A. Administer a dose of oral antibiotics to treat the infection

Croup is usually viral in origin (most commonly parainfluenza virus), so antibiotics are not indicated unless there is evidence of a secondary bacterial infection. Routine antibiotic administration does not improve viral croup and can contribute to antibiotic resistance.

B. Place the child in a supine position to facilitate airflow to the lungs

Placing the child in a supine position may worsen airway obstruction and increase respiratory effort. Children with croup often assume an upright or sitting position to maximize airway patency and ease breathing.

C. Encourage the child to lie down to conserve energy

Encouraging the child to lie down to conserve energy is not appropriate. Lying down can exacerbate airway obstruction in croup, increase stridor, and worsen respiratory distress.
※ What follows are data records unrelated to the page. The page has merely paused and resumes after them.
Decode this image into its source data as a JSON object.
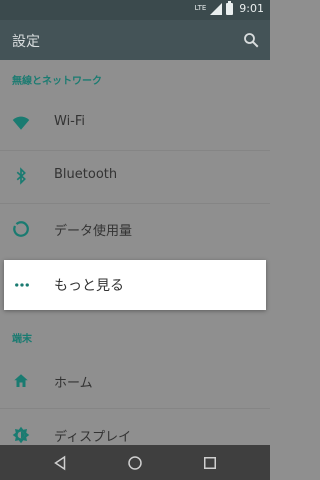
{
  "status_bar": {
    "network_type": "LTE",
    "time": "9:01"
  },
  "app_bar": {
    "title": "設定",
    "search_icon": "search-icon"
  },
  "sections": [
    {
      "header": "無線とネットワーク"
    },
    {
      "header": "端末"
    }
  ],
  "items": [
    {
      "label": "Wi-Fi",
      "icon": "wifi-icon"
    },
    {
      "label": "Bluetooth",
      "icon": "bluetooth-icon"
    },
    {
      "label": "データ使用量",
      "icon": "data-usage-icon"
    },
    {
      "label": "もっと見る",
      "icon": "more-dots-icon"
    },
    {
      "label": "ホーム",
      "icon": "home-icon"
    },
    {
      "label": "ディスプレイ",
      "icon": "display-brightness-icon"
    }
  ],
  "navigation": {
    "back_icon": "back-icon",
    "home_icon": "home-circle-icon",
    "recents_icon": "recents-icon"
  },
  "colors": {
    "status_bar": "#3b4a4d",
    "app_bar": "#445357",
    "accent_teal": "#1a7b71",
    "dim_overlay_bg": "#8f8f8f",
    "nav_bar": "#3f3f3f",
    "highlight_bg": "#ffffff"
  }
}
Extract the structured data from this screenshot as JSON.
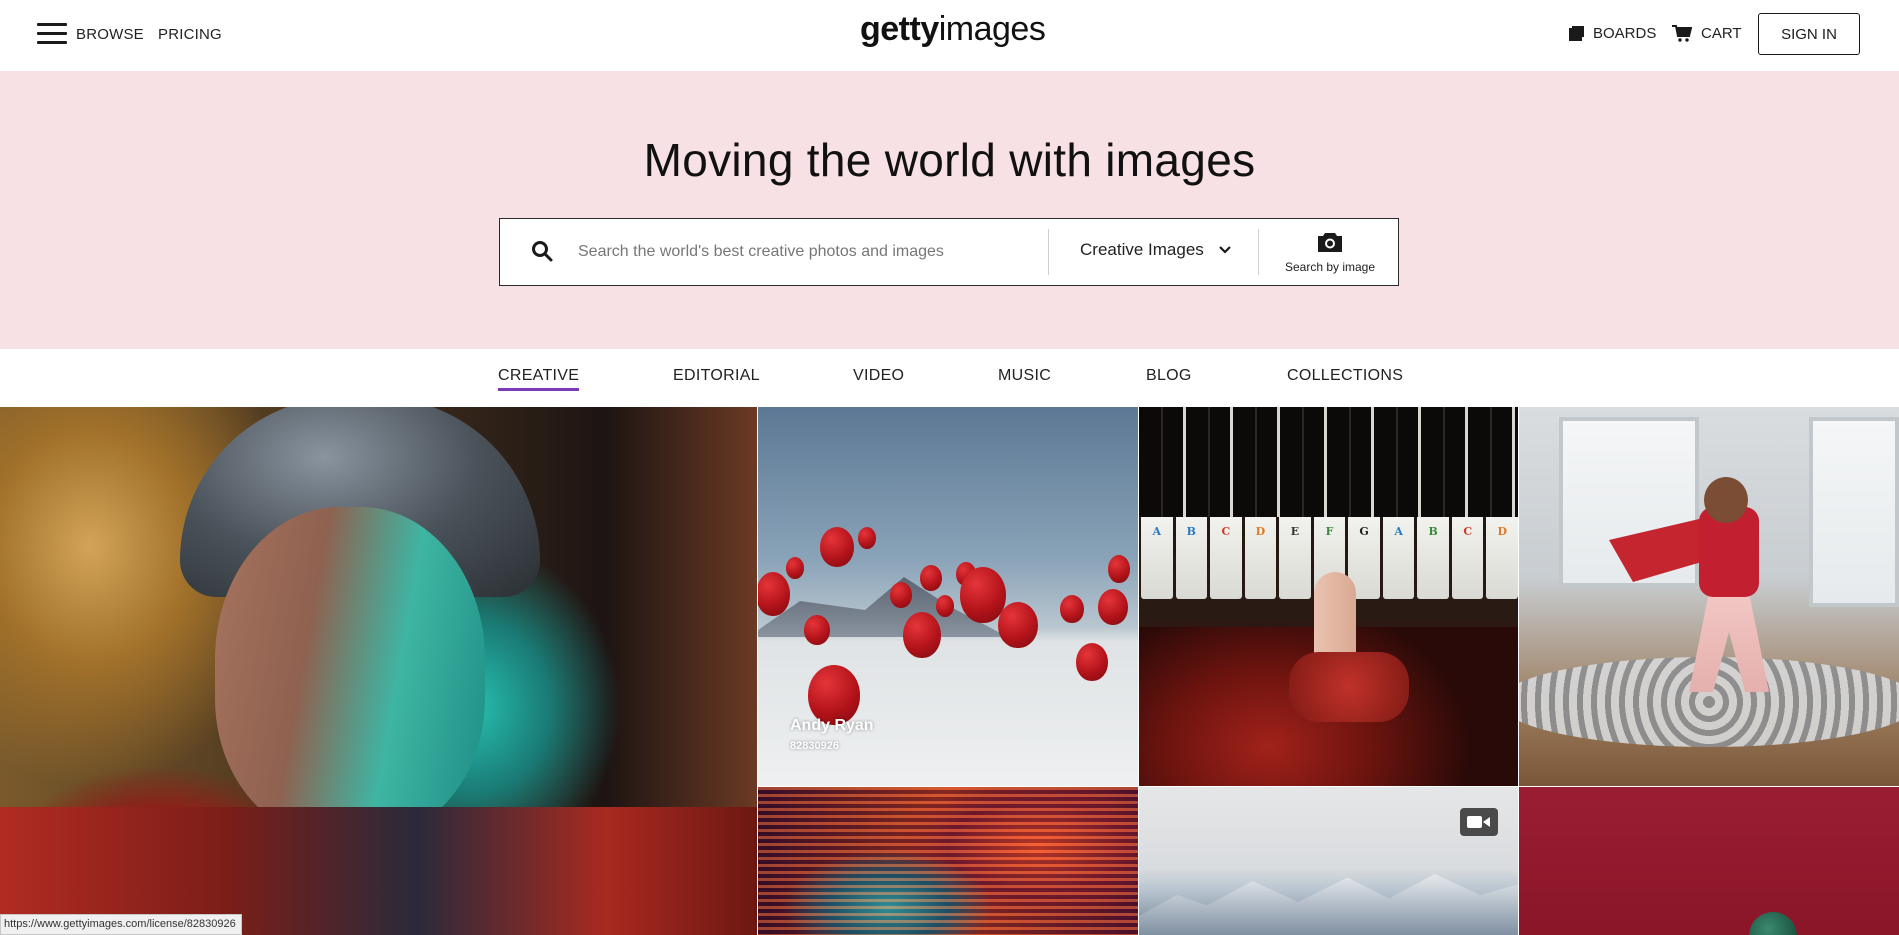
{
  "header": {
    "browse_label": "BROWSE",
    "pricing_label": "PRICING",
    "logo_bold": "getty",
    "logo_light": "images",
    "boards_label": "BOARDS",
    "cart_label": "CART",
    "signin_label": "SIGN IN"
  },
  "hero": {
    "title": "Moving the world with images",
    "search_placeholder": "Search the world's best creative photos and images",
    "search_value": "",
    "type_selected": "Creative Images",
    "search_by_image_label": "Search by image"
  },
  "tabs": [
    {
      "label": "CREATIVE",
      "active": true
    },
    {
      "label": "EDITORIAL"
    },
    {
      "label": "VIDEO"
    },
    {
      "label": "MUSIC"
    },
    {
      "label": "BLOG"
    },
    {
      "label": "COLLECTIONS"
    }
  ],
  "grid": {
    "hover_caption": {
      "artist": "Andy Ryan",
      "image_id": "82830926"
    },
    "piano_key_letters": [
      "A",
      "B",
      "C",
      "D",
      "E",
      "F",
      "G",
      "A",
      "B",
      "C",
      "D"
    ]
  },
  "statusbar": {
    "url": "https://www.gettyimages.com/license/82830926"
  },
  "colors": {
    "hero_bg": "#f7e1e4",
    "active_tab_underline": "#7d3ab8",
    "text": "#1a1a1a"
  },
  "icons": [
    "hamburger-icon",
    "boards-icon",
    "cart-icon",
    "search-icon",
    "chevron-down-icon",
    "camera-icon",
    "video-camera-icon"
  ]
}
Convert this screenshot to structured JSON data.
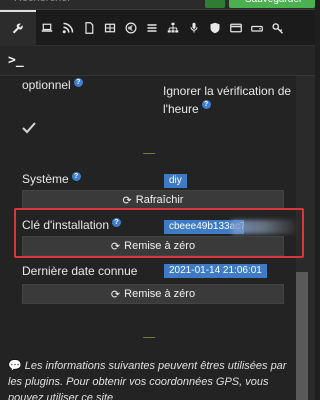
{
  "topbar": {
    "search_value": "Rechercher",
    "save_label": "Sauvegarder"
  },
  "tabs": [
    {
      "icon": "wrench-icon"
    },
    {
      "icon": "laptop-icon"
    },
    {
      "icon": "rss-icon"
    },
    {
      "icon": "file-icon"
    },
    {
      "icon": "table-icon"
    },
    {
      "icon": "euro-icon"
    },
    {
      "icon": "list-icon"
    },
    {
      "icon": "sitemap-icon"
    },
    {
      "icon": "microphone-icon"
    },
    {
      "icon": "shield-icon"
    },
    {
      "icon": "credit-card-icon"
    },
    {
      "icon": "hdd-icon"
    },
    {
      "icon": "key-icon"
    }
  ],
  "terminal": {
    "label": ">_"
  },
  "form": {
    "optionnel_label": "optionnel",
    "ignore_label_line1": "Ignorer la vérification de",
    "ignore_label_line2": "l'heure",
    "system_label": "Système",
    "system_value": "diy",
    "refresh_label": "Rafraîchir",
    "install_key_label": "Clé d'installation",
    "install_key_value": "cbeee49b133ac7",
    "reset1_label": "Remise à zéro",
    "last_date_label": "Dernière date connue",
    "last_date_value": "2021-01-14 21:06:01",
    "reset2_label": "Remise à zéro"
  },
  "info": {
    "text": "Les informations suivantes peuvent êtres utilisées par les plugins. Pour obtenir vos coordonnées GPS, vous pouvez utiliser ce site"
  }
}
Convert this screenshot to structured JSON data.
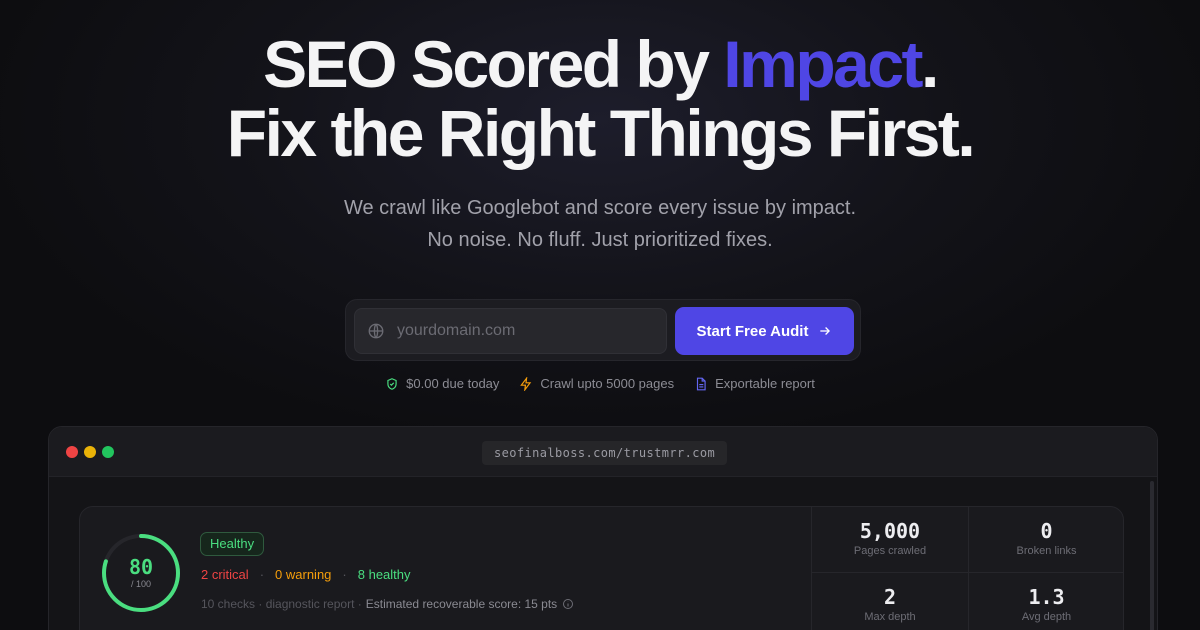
{
  "hero": {
    "headline_part1": "SEO Scored by ",
    "headline_accent": "Impact",
    "headline_part2": ".",
    "headline_line2": "Fix the Right Things First.",
    "subline1": "We crawl like Googlebot and score every issue by impact.",
    "subline2": "No noise. No fluff. Just prioritized fixes."
  },
  "form": {
    "input_placeholder": "yourdomain.com",
    "input_icon": "globe-icon",
    "cta_label": "Start Free Audit",
    "cta_icon": "arrow-right-icon"
  },
  "perks": [
    {
      "icon": "shield-check-icon",
      "label": "$0.00 due today",
      "color": "#4ade80"
    },
    {
      "icon": "lightning-icon",
      "label": "Crawl upto 5000 pages",
      "color": "#f59e0b"
    },
    {
      "icon": "document-icon",
      "label": "Exportable report",
      "color": "#6366f1"
    }
  ],
  "browser": {
    "url": "seofinalboss.com/trustmrr.com",
    "traffic_lights": [
      "#ef4444",
      "#eab308",
      "#22c55e"
    ]
  },
  "report": {
    "score": "80",
    "score_max": "/ 100",
    "score_fraction": 0.8,
    "status_badge": "Healthy",
    "critical": "2 critical",
    "warning": "0 warning",
    "healthy": "8 healthy",
    "meta_checks": "10 checks · diagnostic report ·",
    "meta_estimate": "Estimated recoverable score: 15 pts",
    "metrics": [
      {
        "value": "5,000",
        "label": "Pages crawled"
      },
      {
        "value": "0",
        "label": "Broken links"
      },
      {
        "value": "2",
        "label": "Max depth"
      },
      {
        "value": "1.3",
        "label": "Avg depth"
      }
    ]
  },
  "colors": {
    "accent": "#4f46e5",
    "background": "#0d0d10",
    "healthy": "#4ade80",
    "critical": "#ef4444",
    "warning": "#f59e0b"
  }
}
D. Provide a cool mist humidifier or take the child outside into cool night air

Providing a cool mist humidifier or taking the child outside into cool night air helps reduce airway inflammation and swelling in the upper airway. Cool air can soothe the larynx, decrease stridor, and ease the barking cough. These noninvasive measures are first-line interventions to manage mild to moderate croup and prevent progression to severe respiratory distress. Supporting the child in an upright, calm position while monitoring oxygenation and respiratory effort is also essential.

Full Explanation

A. Croup is usually viral in origin (most commonly parainfluenza virus), so antibiotics are not indicated unless there is evidence of a secondary bacterial infection. Routine antibiotic administration does not improve viral croup and can contribute to antibiotic resistance.

B. Placing the child in a supine position may worsen airway obstruction and increase respiratory effort. Children with croup often assume an upright or sitting position to maximize airway patency and ease breathing.

C. Encouraging the child to lie down to conserve energy is not appropriate. Lying down can exacerbate airway obstruction in croup, increase stridor, and worsen respiratory distress.

D. Providing a cool mist humidifier or taking the child outside into cool night air helps reduce airway inflammation and swelling in the upper airway. Cool air can soothe the larynx, decrease stridor, and ease the barking cough. These noninvasive measures are first-line interventions to manage mild to moderate croup and prevent progression to severe respiratory distress. Supporting the child in an upright, calm position while monitoring oxygenation and respiratory effort is also essential.